Another issue that concerns the commissioner was the notification to Older Adult Services that with a 90 notice, in August they will no longer support transportation of oncology patients to the hospital for treatment.  Overmyer said, “For 20 years they have been funding this transportation piece and now they won’t so we need to make sure those patients can get to their treatments.” 

Commissioner Overmyer said he contacted the State Department of Health Monday evening about the situation.  He was put in contact with Brian Tabors from the Indiana Hospital Association. Mr. Tabors was able to contact Shawn Vincent, President, and CEO of Loyola Medicine and Chief Executive Officer of St. Joseph Health Systems and start a conversation about the county’s concerns.    

Commissioner Overmyer said he would like to know their plan.  He commented that citizens don’t know where to go.  They need their prescriptions refilled and their doctors are gone and many of the local doctors in the county are full and not accepting new patients. 

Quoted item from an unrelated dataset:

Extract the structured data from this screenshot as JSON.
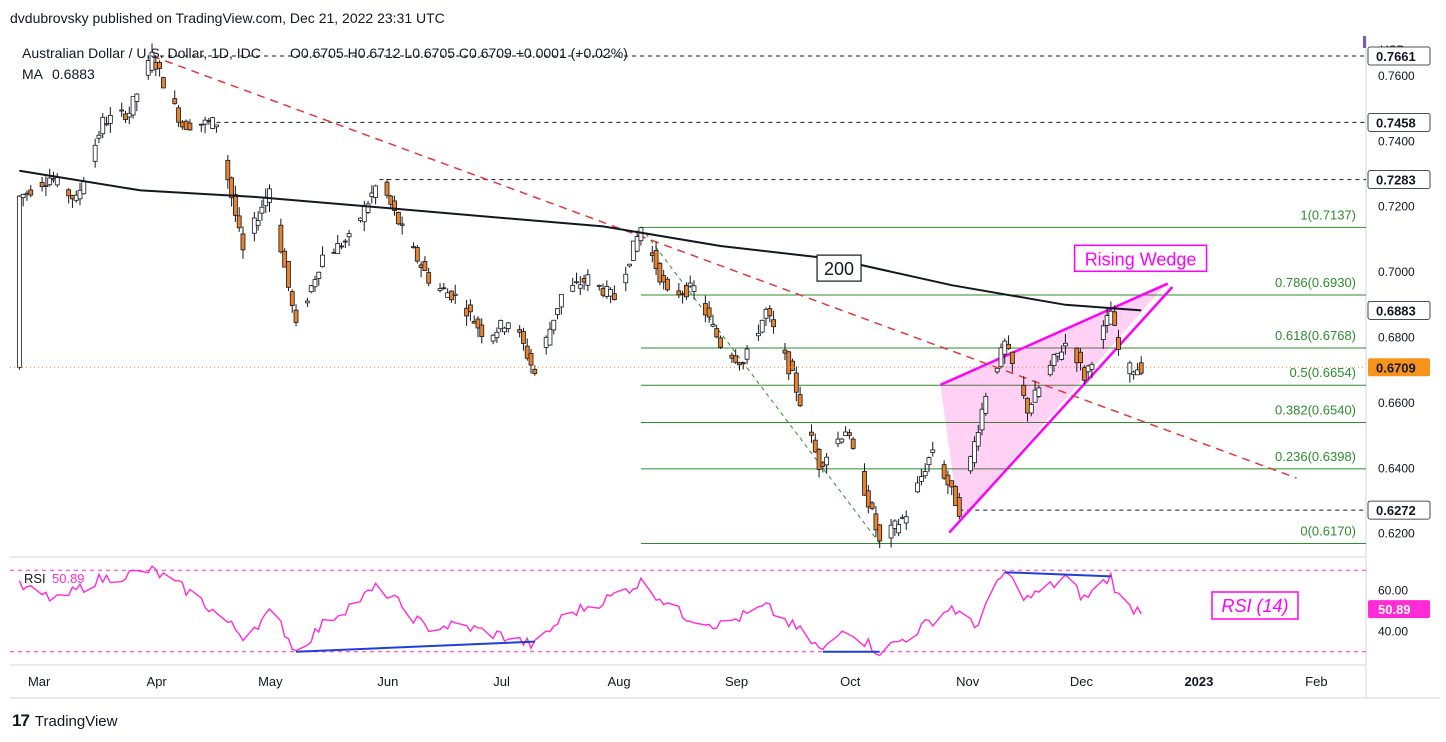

Overmyer said he was informed on Wednesday that in Marshall County, for available primary care physicians we are at 2,010 for each physician while the state’s average is 1,490.  He said, “We are almost 600 patients over the average of doctors caring for patients.”   For primary care providers other than physicians the county is at 1,590 to 1 while the state’s average is 901 to 1.  Overmyer wasn’t sure if the numbers were real-time or not.  If not, he said the numbers would have increased greatly into the negative in the past three months.

Overmyer and the ad-hoc committee hope to have a face-to-face meeting with representatives from Trinity Health in the next few weeks to see if they can find out what their plan is to help assure citizens that healthcare coverage will be readily available.